The population of Brazil is 200m. They have waited 64 years to host a World Cup. Those two facts ought to have the place on the brink of detonation but for months the reports from Rio de Janeiro, Sao Paulo and elsewhere have often been on uglier issues.

For months there have been protests by Brazilian citizens appalled at the expense of building stadiums and infrastructure while the country's poor struggle with the cost of living, are unable to afford public transport, and complain about education, health and public service issues. It is reckoned the Brazilian government is spending over £8bn on hosting the World Cup (FIFA's contribution is about £1.1bn, a quarter of which will be given out as prize money). This in a country where around 12m people live in favela slums.
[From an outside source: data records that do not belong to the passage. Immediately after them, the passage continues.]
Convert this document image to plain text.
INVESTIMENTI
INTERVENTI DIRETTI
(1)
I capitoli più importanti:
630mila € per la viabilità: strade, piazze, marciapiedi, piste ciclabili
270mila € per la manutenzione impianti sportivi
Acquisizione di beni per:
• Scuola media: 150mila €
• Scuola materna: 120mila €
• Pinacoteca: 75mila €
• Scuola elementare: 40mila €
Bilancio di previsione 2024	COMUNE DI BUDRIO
The iconic image of this World Cup, so far, has been a piece of street graffiti: a thin child sitting at the dinner table, knife and fork in hand, crying because instead of food on his plate there is a football.
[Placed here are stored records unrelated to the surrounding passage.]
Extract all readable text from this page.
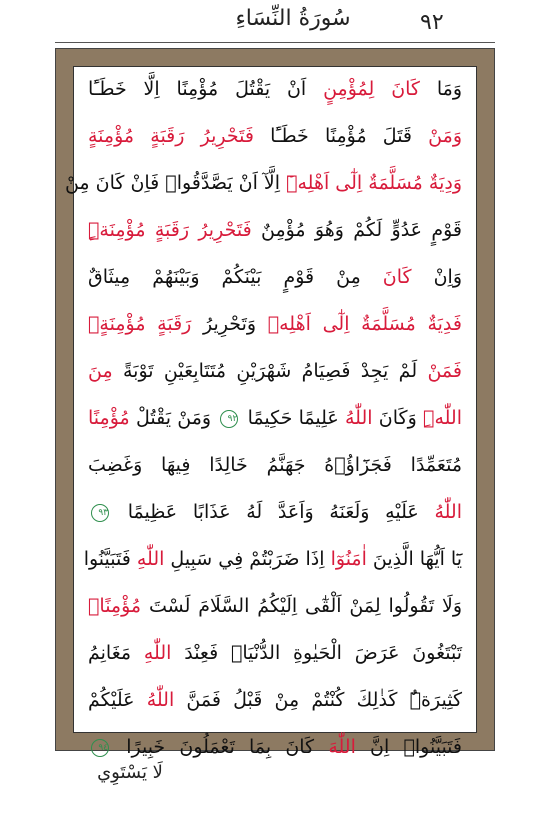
٩٢
سُورَةُ النِّسَاءِ
وَمَا كَانَ لِمُؤْمِنٍ اَنْ يَقْتُلَ مُؤْمِنًا اِلَّا خَطَـًٔا
وَمَنْ قَتَلَ مُؤْمِنًا خَطَـًٔا فَتَحْرِيرُ رَقَبَةٍ مُؤْمِنَةٍ
وَدِيَةٌ مُسَلَّمَةٌ اِلٰٓى اَهْلِهٖٓ اِلَّآ اَنْ يَصَّدَّقُواۜ فَاِنْ كَانَ مِنْ
قَوْمٍ عَدُوٍّ لَكُمْ وَهُوَ مُؤْمِنٌ فَتَحْرِيرُ رَقَبَةٍ مُؤْمِنَةٍۜ
وَاِنْ كَانَ مِنْ قَوْمٍ بَيْنَكُمْ وَبَيْنَهُمْ مِيثَاقٌ
فَدِيَةٌ مُسَلَّمَةٌ اِلٰٓى اَهْلِهٖ وَتَحْرِيرُ رَقَبَةٍ مُؤْمِنَةٍۚ
فَمَنْ لَمْ يَجِدْ فَصِيَامُ شَهْرَيْنِ مُتَتَابِعَيْنِ تَوْبَةً مِنَ
اللّٰهِۜ وَكَانَ اللّٰهُ عَلِيمًا حَكِيمًا ٩٢ وَمَنْ يَقْتُلْ مُؤْمِنًا
مُتَعَمِّدًا فَجَزَٓاؤُ۬هُ جَهَنَّمُ خَالِدًا فِيهَا وَغَضِبَ
اللّٰهُ عَلَيْهِ وَلَعَنَهُ وَاَعَدَّ لَهُ عَذَابًا عَظِيمًا ٩٣
يَٓا اَيُّهَا الَّذِينَ اٰمَنُوٓا اِذَا ضَرَبْتُمْ فِي سَبِيلِ اللّٰهِ فَتَبَيَّنُوا
وَلَا تَقُولُوا لِمَنْ اَلْقٰٓى اِلَيْكُمُ السَّلَامَ لَسْتَ مُؤْمِنًاۚ
تَبْتَغُونَ عَرَضَ الْحَيٰوةِ الدُّنْيَاۘ فَعِنْدَ اللّٰهِ مَغَانِمُ
كَثِيرَةٌۜ كَذٰلِكَ كُنْتُمْ مِنْ قَبْلُ فَمَنَّ اللّٰهُ عَلَيْكُمْ
فَتَبَيَّنُواۜ اِنَّ اللّٰهَ كَانَ بِمَا تَعْمَلُونَ خَبِيرًا ٩٤
لَا يَسْتَوِي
Very, very few of the 2.96m tickets sold are in the hands of supporters who equate being at the World Cup with even the remotest endorsement of FIFA, the grotesque, poisoned, defiantly rotten body at the heart of football. It is easy to reconcile being in Brazil for the show with a natural sympathy for those disgusted by the distorted priorities of their government's public spending policies.

As for FIFA, there will be no speeches at the opening ceremony before Brazil play Croatia because president Sepp Blatter and his cohorts know they would be deafened by boos and derision if they tried to gush platitudes about the magic of the Brazilian game.

Under the scum at the top of world football that magic is still there. That is what will draw thousands across the Atlantic just to be there, including the unfortunates among us who arrive like stateless drifters without our team.

A day of reckoning will come for the corrupt within FIFA. All power to those protesting against an uncaring government. And those causes can run parallel with a month of vibrant football.

It is a World Cup in Brazil, seven words to get the juices flowing. Everyone has waited a long, long time for this one.

And Another Thing...

On his crash course on Celtic history Ronny Deila will have been force-fed plenty of Jock Stein by now, but if he has the time he would be well rewarded if he watched the documentary on Parkhead's great leader on BBC Alba at 9pm tonight.

Suggesting that a Norwegian sits down to a Gaelic programme might sound like a bit of a long shot, but 'Jock Stein', produced by purpleTV, is a classy piece of work in anyone's language (the interviews are conducted in English and the narration is subtitled throughout).

The closing few minutes, when some well-known figures painfully recall the circumstances of his death, amount to some of the most powerful sports broadcasting you will see in Scotland this year.